I have been asked this question many times and have never been able to give a straight answer. In order to determine something is at the top of a scale, there has to be a scale. There is no real way to measure addiction. I have seen someone far more addicted to alcohol than another person was to heroin; more people severely addicted to cigarettes than others to amphetamines. Heroin would typically be considered the most addictive drug because of the obvious and excessive damage that is done in a heroin user’s life as well as the excruciatingly painful detox process. There are too, so many widespread, socially acceptable addictions in America like sugar and nicotine, which could arguably be considered the most addictive drugs based on the number of users and lack of recovery. What people really want to know is the hardest drug to get off of. Again, still no sliding scale on this due to endless varying factors.
The rate of developing a physical chemical dependency is going to be contingent upon how much and how often you are using. Then comes in the factor of how long the drug is being in taken along with amount and consistency. If a man drinks a gallon of vodka a day for 40 years, his body could be physically dependent to the point where detoxing could kill him. Opiates are the more commonly dreaded drug to detox because the physical dependency can develop at a much more rapid pace. Opiate users, generally, are using more regularly in a shorter period of time. Benzos and Alcohol are the most dangerous to withdrawal from, which is why they are sometimes considered to be the most addictive drugs.
Normal people (nonaddicts) can have a glass of wine a few times a week without developing an addiction. This is not the case with Heroin.

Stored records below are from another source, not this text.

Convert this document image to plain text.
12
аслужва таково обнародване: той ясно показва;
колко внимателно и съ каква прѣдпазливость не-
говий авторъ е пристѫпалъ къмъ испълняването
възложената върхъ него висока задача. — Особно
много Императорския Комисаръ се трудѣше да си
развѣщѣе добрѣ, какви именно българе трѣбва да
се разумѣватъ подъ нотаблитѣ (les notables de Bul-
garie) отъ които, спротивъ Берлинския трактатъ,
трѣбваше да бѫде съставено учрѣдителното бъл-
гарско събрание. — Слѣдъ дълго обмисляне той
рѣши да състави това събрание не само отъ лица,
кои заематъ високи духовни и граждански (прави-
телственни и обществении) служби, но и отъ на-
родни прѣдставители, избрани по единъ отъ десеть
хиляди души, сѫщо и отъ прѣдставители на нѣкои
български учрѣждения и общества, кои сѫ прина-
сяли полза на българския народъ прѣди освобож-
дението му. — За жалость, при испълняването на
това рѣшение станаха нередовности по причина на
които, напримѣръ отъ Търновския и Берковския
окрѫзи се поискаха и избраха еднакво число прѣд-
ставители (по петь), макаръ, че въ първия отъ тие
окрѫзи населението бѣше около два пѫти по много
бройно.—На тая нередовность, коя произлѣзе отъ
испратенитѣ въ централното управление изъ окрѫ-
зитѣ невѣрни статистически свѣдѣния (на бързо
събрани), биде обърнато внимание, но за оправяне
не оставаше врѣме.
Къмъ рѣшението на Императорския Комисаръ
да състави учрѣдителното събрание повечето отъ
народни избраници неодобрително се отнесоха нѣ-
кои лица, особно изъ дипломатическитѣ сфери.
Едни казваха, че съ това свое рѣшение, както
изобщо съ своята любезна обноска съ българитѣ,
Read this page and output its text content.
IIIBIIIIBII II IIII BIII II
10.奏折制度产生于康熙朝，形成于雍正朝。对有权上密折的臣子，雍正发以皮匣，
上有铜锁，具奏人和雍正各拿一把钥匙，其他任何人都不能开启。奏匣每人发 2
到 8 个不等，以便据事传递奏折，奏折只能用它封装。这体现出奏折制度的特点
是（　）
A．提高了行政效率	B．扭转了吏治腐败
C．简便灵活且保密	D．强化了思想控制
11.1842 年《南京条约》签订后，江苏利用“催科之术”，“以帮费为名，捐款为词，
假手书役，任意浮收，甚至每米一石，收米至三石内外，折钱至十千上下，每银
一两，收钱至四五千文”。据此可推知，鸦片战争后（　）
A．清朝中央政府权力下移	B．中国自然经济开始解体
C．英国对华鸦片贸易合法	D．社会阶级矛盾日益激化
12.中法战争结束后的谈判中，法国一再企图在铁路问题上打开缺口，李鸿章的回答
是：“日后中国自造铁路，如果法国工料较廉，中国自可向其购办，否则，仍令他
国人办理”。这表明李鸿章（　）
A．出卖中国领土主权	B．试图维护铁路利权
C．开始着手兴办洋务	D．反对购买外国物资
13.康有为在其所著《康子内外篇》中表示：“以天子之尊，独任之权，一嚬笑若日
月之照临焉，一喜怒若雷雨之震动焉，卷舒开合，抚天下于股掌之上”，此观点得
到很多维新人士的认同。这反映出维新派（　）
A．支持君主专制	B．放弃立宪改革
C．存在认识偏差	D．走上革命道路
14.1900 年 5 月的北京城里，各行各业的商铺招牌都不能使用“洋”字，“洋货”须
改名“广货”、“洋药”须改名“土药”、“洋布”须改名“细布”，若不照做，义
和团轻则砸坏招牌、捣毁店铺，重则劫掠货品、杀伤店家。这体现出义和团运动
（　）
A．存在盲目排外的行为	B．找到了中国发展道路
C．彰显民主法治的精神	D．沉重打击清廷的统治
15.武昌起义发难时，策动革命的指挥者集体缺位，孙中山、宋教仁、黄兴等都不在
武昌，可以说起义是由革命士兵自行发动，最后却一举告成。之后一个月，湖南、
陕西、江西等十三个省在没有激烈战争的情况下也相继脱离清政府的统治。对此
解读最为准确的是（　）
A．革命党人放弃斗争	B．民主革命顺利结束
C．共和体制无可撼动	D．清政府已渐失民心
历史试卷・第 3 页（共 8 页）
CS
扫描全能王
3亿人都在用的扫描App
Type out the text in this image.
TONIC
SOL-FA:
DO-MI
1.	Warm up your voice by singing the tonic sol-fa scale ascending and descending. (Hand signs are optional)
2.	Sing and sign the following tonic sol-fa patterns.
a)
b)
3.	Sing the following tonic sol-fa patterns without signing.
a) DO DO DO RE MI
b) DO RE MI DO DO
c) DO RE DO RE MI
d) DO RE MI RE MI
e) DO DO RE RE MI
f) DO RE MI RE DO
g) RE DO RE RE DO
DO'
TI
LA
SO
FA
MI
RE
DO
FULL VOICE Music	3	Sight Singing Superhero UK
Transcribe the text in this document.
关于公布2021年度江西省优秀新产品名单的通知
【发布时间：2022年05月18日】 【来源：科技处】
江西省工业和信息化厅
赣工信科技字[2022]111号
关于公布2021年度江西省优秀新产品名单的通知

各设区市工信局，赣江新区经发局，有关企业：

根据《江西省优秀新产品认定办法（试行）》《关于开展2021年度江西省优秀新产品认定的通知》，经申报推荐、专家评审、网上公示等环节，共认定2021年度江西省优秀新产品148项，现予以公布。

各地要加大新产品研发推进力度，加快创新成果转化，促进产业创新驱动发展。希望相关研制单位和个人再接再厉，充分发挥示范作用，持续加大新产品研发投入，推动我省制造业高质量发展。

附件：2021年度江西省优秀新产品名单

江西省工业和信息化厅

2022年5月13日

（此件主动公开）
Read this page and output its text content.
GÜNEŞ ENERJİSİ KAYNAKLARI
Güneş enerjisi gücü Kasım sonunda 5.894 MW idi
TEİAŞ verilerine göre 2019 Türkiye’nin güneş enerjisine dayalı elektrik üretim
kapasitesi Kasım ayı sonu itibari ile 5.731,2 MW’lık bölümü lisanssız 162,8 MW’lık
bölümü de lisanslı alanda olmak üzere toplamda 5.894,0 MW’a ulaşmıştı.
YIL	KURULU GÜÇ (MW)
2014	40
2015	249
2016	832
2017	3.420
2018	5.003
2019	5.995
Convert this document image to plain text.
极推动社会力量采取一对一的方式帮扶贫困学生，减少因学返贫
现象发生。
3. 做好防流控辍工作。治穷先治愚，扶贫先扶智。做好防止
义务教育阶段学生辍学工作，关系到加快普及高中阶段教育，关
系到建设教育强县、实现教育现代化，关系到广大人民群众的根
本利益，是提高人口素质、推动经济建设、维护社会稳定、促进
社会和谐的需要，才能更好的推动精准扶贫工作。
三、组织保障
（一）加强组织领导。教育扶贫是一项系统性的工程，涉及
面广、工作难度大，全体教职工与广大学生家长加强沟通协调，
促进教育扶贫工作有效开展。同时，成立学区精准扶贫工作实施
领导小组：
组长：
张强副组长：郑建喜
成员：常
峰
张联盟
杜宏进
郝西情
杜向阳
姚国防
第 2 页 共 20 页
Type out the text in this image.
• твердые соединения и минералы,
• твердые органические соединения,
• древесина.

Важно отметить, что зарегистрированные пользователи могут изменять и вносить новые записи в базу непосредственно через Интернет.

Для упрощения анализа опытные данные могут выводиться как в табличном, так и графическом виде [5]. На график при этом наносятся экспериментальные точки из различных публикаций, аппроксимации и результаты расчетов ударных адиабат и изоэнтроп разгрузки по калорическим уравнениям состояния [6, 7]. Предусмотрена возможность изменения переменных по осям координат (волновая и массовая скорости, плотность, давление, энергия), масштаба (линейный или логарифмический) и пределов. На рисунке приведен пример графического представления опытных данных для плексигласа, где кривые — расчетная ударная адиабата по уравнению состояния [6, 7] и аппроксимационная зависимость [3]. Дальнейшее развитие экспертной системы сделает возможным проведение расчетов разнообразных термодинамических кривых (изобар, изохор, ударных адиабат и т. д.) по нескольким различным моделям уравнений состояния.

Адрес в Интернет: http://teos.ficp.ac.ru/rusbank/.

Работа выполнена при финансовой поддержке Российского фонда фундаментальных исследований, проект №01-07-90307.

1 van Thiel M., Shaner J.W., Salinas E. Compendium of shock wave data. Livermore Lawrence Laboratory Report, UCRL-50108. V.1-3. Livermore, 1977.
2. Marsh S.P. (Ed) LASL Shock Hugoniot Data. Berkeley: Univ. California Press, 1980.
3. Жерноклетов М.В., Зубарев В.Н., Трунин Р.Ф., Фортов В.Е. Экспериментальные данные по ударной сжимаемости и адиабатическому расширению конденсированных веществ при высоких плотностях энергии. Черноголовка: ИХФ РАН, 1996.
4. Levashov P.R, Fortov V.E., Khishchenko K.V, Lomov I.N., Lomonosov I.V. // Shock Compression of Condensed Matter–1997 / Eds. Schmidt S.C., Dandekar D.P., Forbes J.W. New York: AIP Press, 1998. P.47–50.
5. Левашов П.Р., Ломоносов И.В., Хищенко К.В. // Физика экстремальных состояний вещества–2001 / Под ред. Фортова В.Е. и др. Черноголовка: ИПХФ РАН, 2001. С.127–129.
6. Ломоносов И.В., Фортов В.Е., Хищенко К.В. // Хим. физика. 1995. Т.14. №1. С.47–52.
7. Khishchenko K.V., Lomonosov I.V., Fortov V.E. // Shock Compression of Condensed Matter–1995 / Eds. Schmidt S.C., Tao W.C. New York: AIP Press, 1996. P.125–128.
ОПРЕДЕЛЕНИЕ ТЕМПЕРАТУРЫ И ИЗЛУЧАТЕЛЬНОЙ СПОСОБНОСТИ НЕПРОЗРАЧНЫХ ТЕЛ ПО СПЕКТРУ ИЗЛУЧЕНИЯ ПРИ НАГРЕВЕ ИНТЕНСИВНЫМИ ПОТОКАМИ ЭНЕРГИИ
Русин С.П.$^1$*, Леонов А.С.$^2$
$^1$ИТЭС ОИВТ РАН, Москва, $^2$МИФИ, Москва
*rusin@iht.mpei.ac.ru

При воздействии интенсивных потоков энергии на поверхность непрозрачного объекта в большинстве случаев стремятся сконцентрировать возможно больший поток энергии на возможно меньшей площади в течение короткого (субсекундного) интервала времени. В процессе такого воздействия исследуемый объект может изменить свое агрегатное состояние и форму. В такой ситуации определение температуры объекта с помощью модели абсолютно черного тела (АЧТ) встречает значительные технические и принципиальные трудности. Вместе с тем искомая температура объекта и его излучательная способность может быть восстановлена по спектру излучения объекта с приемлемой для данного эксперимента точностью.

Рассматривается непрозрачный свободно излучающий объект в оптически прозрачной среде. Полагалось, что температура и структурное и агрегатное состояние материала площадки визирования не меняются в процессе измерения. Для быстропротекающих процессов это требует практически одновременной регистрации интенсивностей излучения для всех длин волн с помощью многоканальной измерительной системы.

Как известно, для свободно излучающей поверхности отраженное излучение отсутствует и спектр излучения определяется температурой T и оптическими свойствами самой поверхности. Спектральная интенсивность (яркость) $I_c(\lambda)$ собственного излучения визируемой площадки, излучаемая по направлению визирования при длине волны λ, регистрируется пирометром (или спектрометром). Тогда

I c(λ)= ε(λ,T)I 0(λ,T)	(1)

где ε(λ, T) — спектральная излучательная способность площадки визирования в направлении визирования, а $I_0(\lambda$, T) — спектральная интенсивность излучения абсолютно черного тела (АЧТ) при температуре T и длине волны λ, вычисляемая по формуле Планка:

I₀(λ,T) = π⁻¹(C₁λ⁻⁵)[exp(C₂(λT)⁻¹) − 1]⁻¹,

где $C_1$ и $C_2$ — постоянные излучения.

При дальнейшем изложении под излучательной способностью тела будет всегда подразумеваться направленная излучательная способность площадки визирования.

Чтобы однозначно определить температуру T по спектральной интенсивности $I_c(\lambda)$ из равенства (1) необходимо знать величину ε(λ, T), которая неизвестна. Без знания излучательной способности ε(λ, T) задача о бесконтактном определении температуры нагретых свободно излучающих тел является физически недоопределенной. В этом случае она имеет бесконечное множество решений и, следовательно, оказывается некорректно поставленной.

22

I have a friend in recovery who likes to say “ I just wanted to be able to use heroin like a regular person” The humor here is in the fact that regular people don’t just “use heroin” the way people have an occasional drink. Usually, opiate users are going through painful and severely uncomfortable comedowns which they remedy with more opiates. Once that cycle becomes a regular schedule the detox process can become very painful and even dangerous. This is is a fear that many addicts go through when thinking about getting sober. How bad is it going to hurt? Am I going to make it? Medical detox programs have made it safe for addicts to detox in a more comfortable environment.
Not only do people get into a mental state of “needing,” your body will also take on a severe need for it as well. While detoxing addicts from alcohol or opiates already have their mind racing and begging for more, the body is doing the same. In order for someone to get over their addiction, they will have to battle both physical and mental dependency. Common physical symptoms would be shaking, sweating, vomiting, nausea and severe body aches. The symptoms will vary based on the individual as well as how much, how long and how often they were using.
Alcohol in Abundance
Alcohol has been woven into the fabric of American society since the beginning. It’s legal to use, it’s in every restaurant and it’s the main attraction at every party. It’s even become the token date night event. This makes it easy for anyone with an addictive personality to get started and not easy to see when you have crossed the line from social drinking to alcoholic drinking. Alcohol is responsible for over 3 million deaths per year and countless broken home yet still it is a thriving industry and a cherished tradition in our society. It is the most common drug which makes it essentially impossible to avoid which could play a role in the number of failed attempts to stay abstinent. Many could argue that alcohol is the most addictive drug or even a gateway drug.
The Heroin Epidemic
Dopamine is the body’s naturally produced pleasure sensory. Heroin creates a heavy increase in dopamine in the brain which causes an overload of pleasure with a lowered awareness of pain. Essentially it feels really good. After these receptors are tampered with, the pain receptors become more sensitive and natural dopamine levels are diminished. This is where users find a heavy need to replenish dopamine levels with more heroin. The addiction develops quickly because it doesn’t take long for your body and mind to need more just to feel normal again.
The Society of Addiction Medicine (ASAM) reported that in 2015, approximately 586,000 people in the United States aged 12 and older struggled with a heroin addiction. The number of users, overdoses and deaths are rising at an alarming rate all over the United States. Approximately 78 people die every single day due to opiate overdose. It’s easily becoming the most dangerous drug to use and the road is a long one for heroin addicts getting clean.
Most dangerous drug
While the level of pain and danger in detox symptoms are going to vary based on the amount of use and time used, we can easily say that Heroin is sweeping the nation in a swift manner. The likelihood of using heroin and not getting addicted and going through the painful detox process is slim. No one is safe from the heavy obsession that comes with the first use, making it one of the most addictive drugs.